Sander Kleinenberg: This is... Sander Kleinenberg

Sander Kleinenberg splits his eclectic double-disc Renaissance mix into ‘left' and ‘right' sides, but more precise titling might be ‘breezy summer outdoor party' and ‘late-night dance club.' The Little Mountain Recordings head's an experienced hand at this sort of thing; after growing up in rural eastern Holland, he started his first DJ residency at age fifteen, was named European DJ of the year for 2006 by Winter Music Conference voters, and has received remix requests from the likes of Justin Timberlake and Janet Jackson.

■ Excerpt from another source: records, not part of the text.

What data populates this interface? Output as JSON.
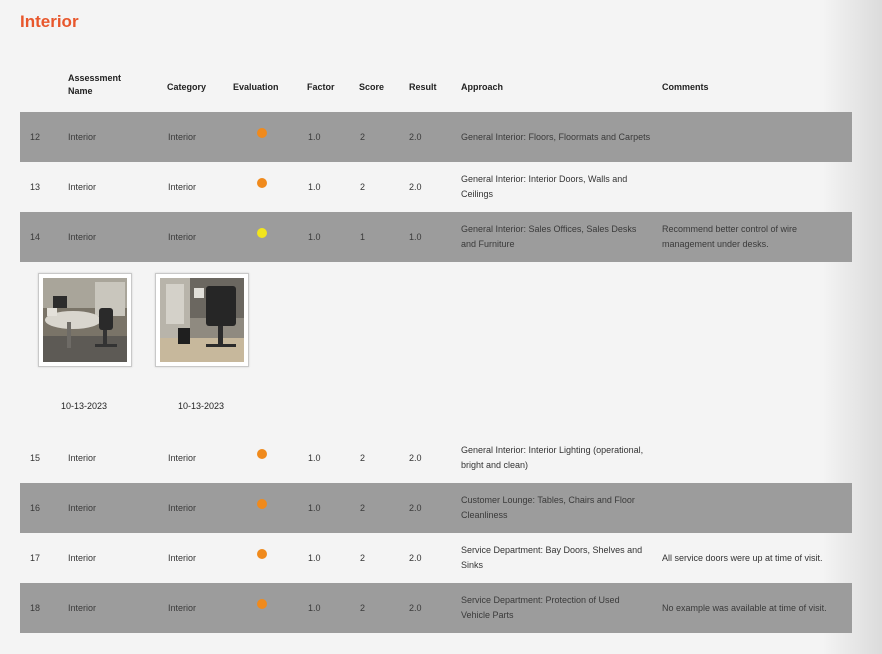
{
  "section": {
    "title": "Interior"
  },
  "table": {
    "headers": {
      "name": "Assessment Name",
      "category": "Category",
      "evaluation": "Evaluation",
      "factor": "Factor",
      "score": "Score",
      "result": "Result",
      "approach": "Approach",
      "comments": "Comments"
    },
    "rows": [
      {
        "id": "12",
        "name": "Interior",
        "category": "Interior",
        "evaluation": "orange",
        "factor": "1.0",
        "score": "2",
        "result": "2.0",
        "approach": "General Interior: Floors, Floormats and Carpets",
        "comments": ""
      },
      {
        "id": "13",
        "name": "Interior",
        "category": "Interior",
        "evaluation": "orange",
        "factor": "1.0",
        "score": "2",
        "result": "2.0",
        "approach": "General Interior: Interior Doors, Walls and Ceilings",
        "comments": ""
      },
      {
        "id": "14",
        "name": "Interior",
        "category": "Interior",
        "evaluation": "yellow",
        "factor": "1.0",
        "score": "1",
        "result": "1.0",
        "approach": "General Interior: Sales Offices, Sales Desks and Furniture",
        "comments": "Recommend better control of wire management under desks."
      },
      {
        "id": "15",
        "name": "Interior",
        "category": "Interior",
        "evaluation": "orange",
        "factor": "1.0",
        "score": "2",
        "result": "2.0",
        "approach": "General Interior: Interior Lighting (operational, bright and clean)",
        "comments": ""
      },
      {
        "id": "16",
        "name": "Interior",
        "category": "Interior",
        "evaluation": "orange",
        "factor": "1.0",
        "score": "2",
        "result": "2.0",
        "approach": "Customer Lounge: Tables, Chairs and Floor Cleanliness",
        "comments": ""
      },
      {
        "id": "17",
        "name": "Interior",
        "category": "Interior",
        "evaluation": "orange",
        "factor": "1.0",
        "score": "2",
        "result": "2.0",
        "approach": "Service Department: Bay Doors, Shelves and Sinks",
        "comments": "All service doors were up at time of visit."
      },
      {
        "id": "18",
        "name": "Interior",
        "category": "Interior",
        "evaluation": "orange",
        "factor": "1.0",
        "score": "2",
        "result": "2.0",
        "approach": "Service Department: Protection of Used Vehicle Parts",
        "comments": "No example was available at time of visit."
      }
    ]
  },
  "photos": [
    {
      "date": "10-13-2023"
    },
    {
      "date": "10-13-2023"
    }
  ],
  "colors": {
    "orange": "#f08a1c",
    "yellow": "#f2e51c",
    "title": "#e8572c",
    "shaded_row": "#9c9c9c"
  }
}
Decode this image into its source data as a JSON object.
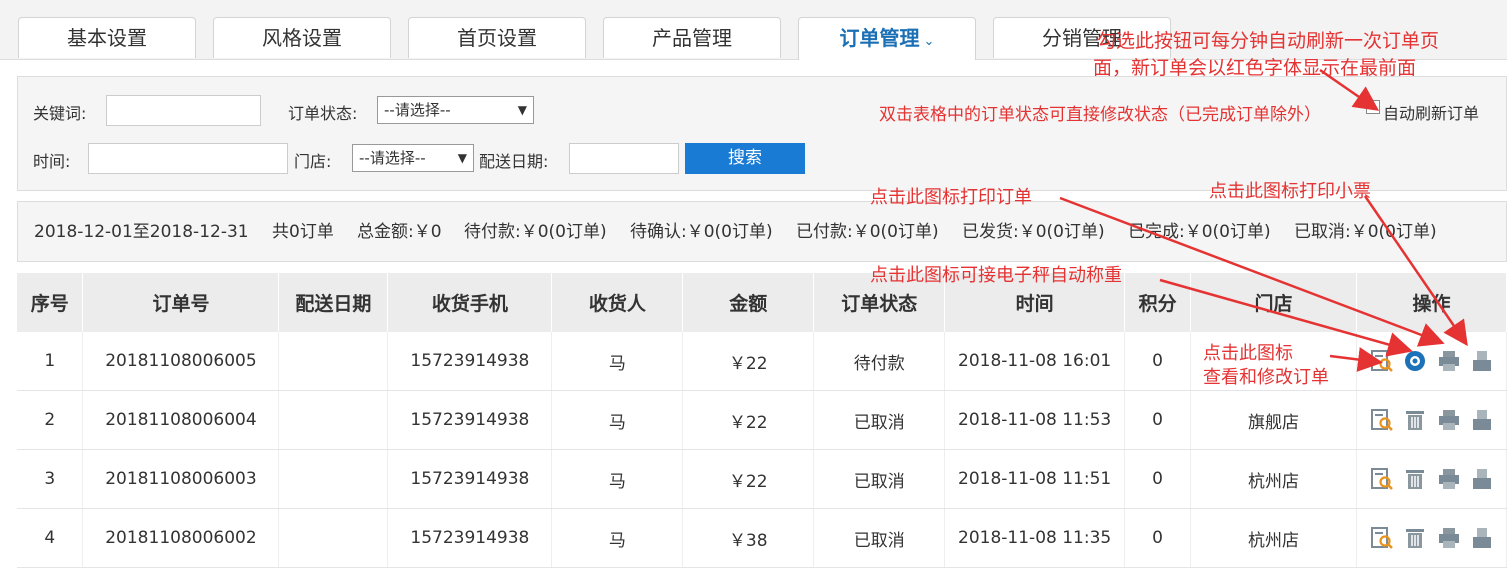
{
  "tabs": [
    {
      "label": "基本设置"
    },
    {
      "label": "风格设置"
    },
    {
      "label": "首页设置"
    },
    {
      "label": "产品管理"
    },
    {
      "label": "订单管理"
    },
    {
      "label": "分销管理"
    }
  ],
  "filter": {
    "keyword_label": "关键词:",
    "status_label": "订单状态:",
    "status_value": "--请选择--",
    "time_label": "时间:",
    "store_label": "门店:",
    "store_value": "--请选择--",
    "delivery_label": "配送日期:",
    "search_button": "搜索",
    "auto_refresh_label": "自动刷新订单",
    "auto_refresh_checked": false
  },
  "stats": {
    "range": "2018-12-01至2018-12-31",
    "count": "共0订单",
    "total": "总金额:￥0",
    "pending_pay": "待付款:￥0(0订单)",
    "pending_confirm": "待确认:￥0(0订单)",
    "paid": "已付款:￥0(0订单)",
    "shipped": "已发货:￥0(0订单)",
    "done": "已完成:￥0(0订单)",
    "cancelled": "已取消:￥0(0订单)"
  },
  "table": {
    "headers": [
      "序号",
      "订单号",
      "配送日期",
      "收货手机",
      "收货人",
      "金额",
      "订单状态",
      "时间",
      "积分",
      "门店",
      "操作"
    ],
    "rows": [
      {
        "no": "1",
        "order": "20181108006005",
        "delivery": "",
        "phone": "15723914938",
        "name": "马",
        "amount": "￥22",
        "status": "待付款",
        "time": "2018-11-08 16:01",
        "points": "0",
        "store": ""
      },
      {
        "no": "2",
        "order": "20181108006004",
        "delivery": "",
        "phone": "15723914938",
        "name": "马",
        "amount": "￥22",
        "status": "已取消",
        "time": "2018-11-08 11:53",
        "points": "0",
        "store": "旗舰店"
      },
      {
        "no": "3",
        "order": "20181108006003",
        "delivery": "",
        "phone": "15723914938",
        "name": "马",
        "amount": "￥22",
        "status": "已取消",
        "time": "2018-11-08 11:51",
        "points": "0",
        "store": "杭州店"
      },
      {
        "no": "4",
        "order": "20181108006002",
        "delivery": "",
        "phone": "15723914938",
        "name": "马",
        "amount": "￥38",
        "status": "已取消",
        "time": "2018-11-08 11:35",
        "points": "0",
        "store": "杭州店"
      }
    ]
  },
  "annotations": {
    "auto_refresh_1": "勾选此按钮可每分钟自动刷新一次订单页",
    "auto_refresh_2": "面，新订单会以红色字体显示在最前面",
    "dblclick": "双击表格中的订单状态可直接修改状态（已完成订单除外）",
    "print_order": "点击此图标打印订单",
    "print_ticket": "点击此图标打印小票",
    "scale": "点击此图标可接电子秤自动称重",
    "view_1": "点击此图标",
    "view_2": "查看和修改订单"
  },
  "colors": {
    "accent": "#1a7bd4",
    "annotation": "#e53333",
    "tab_active": "#1a6fb5"
  }
}
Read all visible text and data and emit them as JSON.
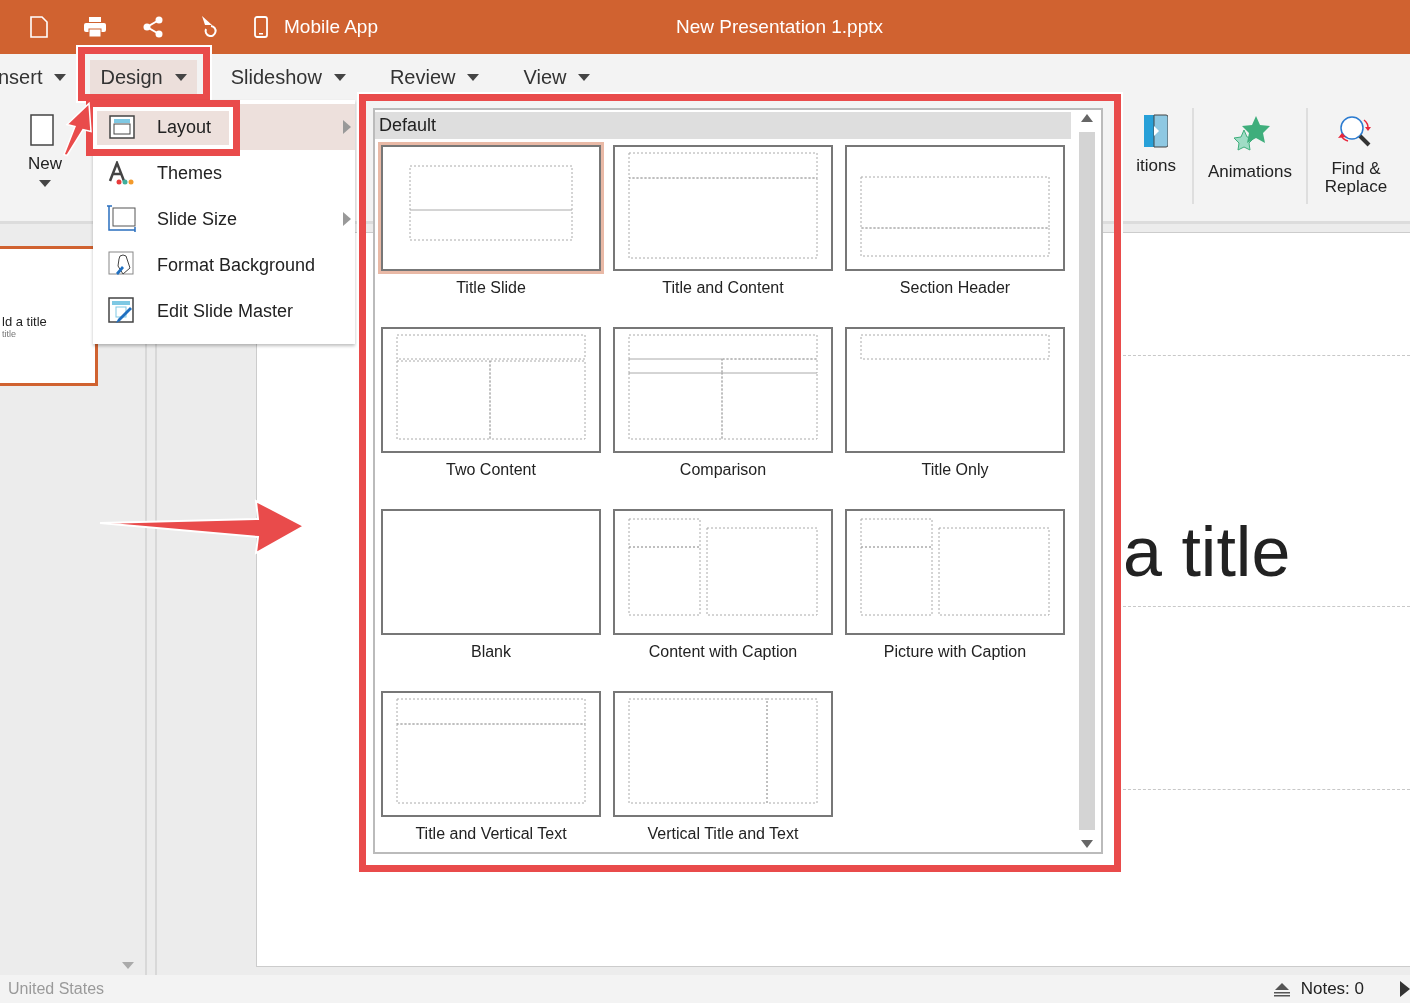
{
  "title_bar": {
    "app_label": "Mobile App",
    "title": "New Presentation 1.pptx"
  },
  "menu_tabs": [
    {
      "label": "nsert",
      "selected": false
    },
    {
      "label": "Design",
      "selected": true
    },
    {
      "label": "Slideshow",
      "selected": false
    },
    {
      "label": "Review",
      "selected": false
    },
    {
      "label": "View",
      "selected": false
    }
  ],
  "ribbon": {
    "new_label": "New",
    "buttons": [
      {
        "label": "itions"
      },
      {
        "label": "Animations"
      },
      {
        "label": "Find & Replace"
      }
    ]
  },
  "thumbnail": {
    "title": "ld a title",
    "subtitle": "title"
  },
  "slide": {
    "title": "a title"
  },
  "design_menu": [
    {
      "label": "Layout",
      "selected": true,
      "has_submenu": true
    },
    {
      "label": "Themes",
      "selected": false,
      "has_submenu": false
    },
    {
      "label": "Slide Size",
      "selected": false,
      "has_submenu": true
    },
    {
      "label": "Format Background",
      "selected": false,
      "has_submenu": false
    },
    {
      "label": "Edit Slide Master",
      "selected": false,
      "has_submenu": false
    }
  ],
  "layout_gallery": {
    "group": "Default",
    "layouts": [
      {
        "label": "Title Slide",
        "kind": "title_slide",
        "selected": true
      },
      {
        "label": "Title and Content",
        "kind": "title_content",
        "selected": false
      },
      {
        "label": "Section Header",
        "kind": "section_header",
        "selected": false
      },
      {
        "label": "Two Content",
        "kind": "two_content",
        "selected": false
      },
      {
        "label": "Comparison",
        "kind": "comparison",
        "selected": false
      },
      {
        "label": "Title Only",
        "kind": "title_only",
        "selected": false
      },
      {
        "label": "Blank",
        "kind": "blank",
        "selected": false
      },
      {
        "label": "Content with Caption",
        "kind": "content_caption",
        "selected": false
      },
      {
        "label": "Picture with Caption",
        "kind": "picture_caption",
        "selected": false
      },
      {
        "label": "Title and Vertical Text",
        "kind": "title_vertical_text",
        "selected": false
      },
      {
        "label": "Vertical Title and Text",
        "kind": "vertical_title_text",
        "selected": false
      }
    ]
  },
  "status_bar": {
    "language": "United States",
    "notes": "Notes: 0"
  }
}
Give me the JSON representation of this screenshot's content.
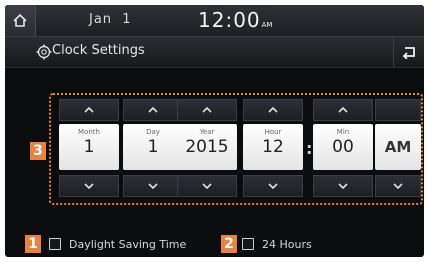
{
  "status_bar": {
    "date": "Jan  1",
    "time": "12:00",
    "time_suffix": "AM"
  },
  "title_bar": {
    "title": "Clock Settings"
  },
  "picker": {
    "columns": [
      {
        "label": "Month",
        "value": "1"
      },
      {
        "label": "Day",
        "value": "1"
      },
      {
        "label": "Year",
        "value": "2015"
      },
      {
        "label": "Hour",
        "value": "12"
      },
      {
        "label": "Min",
        "value": "00"
      },
      {
        "label": "",
        "value": "AM"
      }
    ]
  },
  "options": {
    "daylight_saving": "Daylight Saving Time",
    "hours_24": "24 Hours"
  },
  "callouts": {
    "c1": "1",
    "c2": "2",
    "c3": "3"
  },
  "colors": {
    "accent": "#e8823c",
    "background": "#0b0c0e"
  }
}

The first half is a lovely, seventy-minute collection of buoyant dance-funk grooves and synthesizer sparkle. Seamlessly woven cuts by Diskjokke, Kraak & Smaak, Bad Mouth, and Luckystars lay the foundation for a trance-flavoured second half highlighted by Hypno's “Got Bread,” Chymera's “Arabesque,” Pitch & Hold's “Battle of Flowers,” and pounding remixes of Robert Babicz's “Sin” and Deep Flexion's “Emotions of the Night” by Boratto and Trent Cantrelle respectively. Kleinenberg contains the mix's euphoric mood throughout much of the trip but gradually intensifies it with repeated build-ups until it climaxes with Gui Boratto's glorious “Beautiful Life.”

Opening with an a cappella intro by Siciana Soul that bleeds into Rhythm & Sound's “Jah Rule,” disc two's shift in tone is immediately obvious. Though its beginning might suggest as much, the second half isn't a dub mix, but a deeply grooving set that flirts with disco, trance, and stomping electro as much as techno and house. Standout moments include the rumbling techno funk of Nic Fanciull's makeover of Martin Eyerer & Stephan Hinz's “Tucann” the sleek Bushwacka! ‘dub' of Blake & Monroe's “Summer's Gone,” and Umek's charging “Carbon Occasions.” Schossow & Sagstad's pounding electro-funk remix of Lützenkirchen's “Last Night in Vegas” leaves a lasting impression, especially when it gets battered by asteroid synth shrapnel, as does Dubfire's storming minimal treatment of Christian Smith & John Selway's “Transit Time.”